The description by the rector of St. Martin's Episcopal Church in Hudson is based on Kubler's personal contact with Palmer and, in particular, her walking ministry.

If you happen to be driving on State Road 50 between 6:30 and 9 a.m. weekdays, you probably have seen Palmer walking on the median between Brookridge and the Wal-Mart Supercenter.

What stands out are the T-shirts Palmer wears that proclaim her love of Jesus Christ. Samples include "Jesus Saves," "God Cares," "Jesus is Coming Soon," "God Wants Your Soul" and "It's Hell to be Caught Dead Without Jesus."

The 63-year-old married mother of three from Brooksville said she began walking in 1985 or 1986, as a way to get out of the house, when she lived in Seminole. After a while, she felt she had to do something that had "eternal value," and she asked the Lord what she could do to spread the Gospel as she walked.

"The T-shirt was the one thing he gave me," Palmer said.

Palmer was born in Connellsville, Pa., and grew up in Akron, Ohio. She said her walking ministry actually began with her grandfather, Edward Lietke, a German immigrant who came to America in 1872. After the death of his wife, Lietke would walk from house to house around the neighboring areas of the Appalachian Mountains reading his Bible. He also would get together with other German farmers in the area to study the Bible.

Sometime after Lietke died, Palmer's mother and father began picking up some of the pieces of Lietke's ministry _ although in a different manner.

They printed 100,000 mini-Bibles and began distributing the bright-red-covered messages to people they met in their travels to the grocery store, the barbershop and the flea market. They also placed the Bible in people's parked cars.

Palmer and her husband, John, moved to St. Petersburg in 1965, to Seminole in 1977 and finally to Brooksville last fall to get away from the congestion of a large city.

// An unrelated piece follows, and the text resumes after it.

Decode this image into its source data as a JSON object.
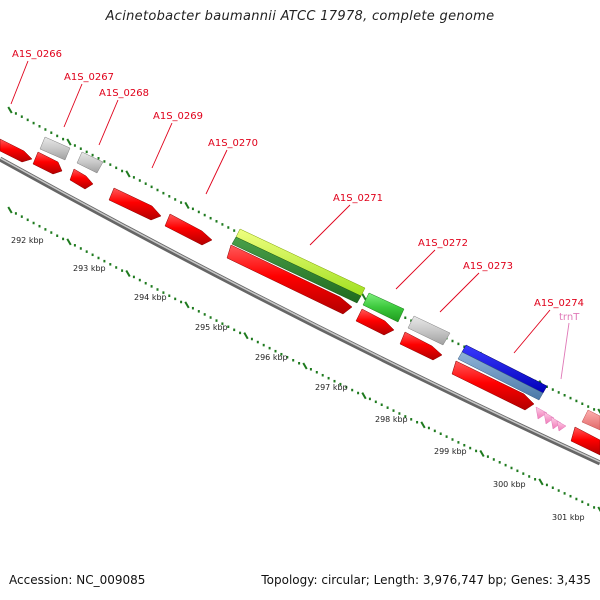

Palmer walked about five or six days a week when she lived in Seminole. Now, she walks five days.

But it was about six months after moving to Brooksville before she started walking here. The reason for the delay, Palmer said, was because she was going through spiritual warfare with the devil.

"There were sidewalks in Seminole, and the speed limit was about 10 miles an hour slower," she said. "It took that long to get up the nerve to go out on that highway.

"(Satan says), "Don't do it; you're going to get killed,'

" and that sort of stuff, Palmer said. "I was seeking the Lord and praying to him to find out what to do, and he said do it anyway."

Palmer said a few people have stopped to talk with her, some of whom have offered her money, which she uses to buy and decorate more T-shirts and sweat shirts. She said she has had no negative encounters with motorists.

Palmer is not the only member of her family who's into the walking ministry.

Her sister, Shirley Barnes, who lives with their mother, Emma Weimer, in Tallmadge, Ohio, also walks.

"I walk 2 miles a day, five days a week, wear T-shirts and give out tracts with messages and small Bibles," Barnes said.

Barnes began her ministry after an automobile accident on Nov. 7, 1977, when she believes God saved her life.

"He saved not only my life, but my soul," Barnes said.

Barnes, 61, said she also has mailed more than 15,000 tracts to people all over the country _ people she has read about or heard about and believe they need God in their lives to be saved.

In addition to attending church regularly in Hudson, Palmer is a member of Women's Aglow, a Christian group. She volunteers as a hostess during the monthly breakfast meetings and participates in the group's intercessory prayer classes and Bible study groups.

Although Kubler has only known Palmer for four months, he said, "If anyone focuses on Jesus Christ, it is Doris. She is unabashedly a disciple of Jesus Christ. She's a person who wears (her love for Jesus) externally and internally."

Kubler said Palmer, who is a regular attendee at Bible classes, is always willing to provide her personal perspective, wants to know more and is willing to learn.

"She doesn't feel she has stopped in her spiritual journey and recognizes it as a journey. She wants to share with people, not only in church but also everyday life."

Kubler said he is grateful for Palmer's presence and her willingness to live out her Christianity throughout the week.

Said Kubler: "She is not just a Sunday Christian."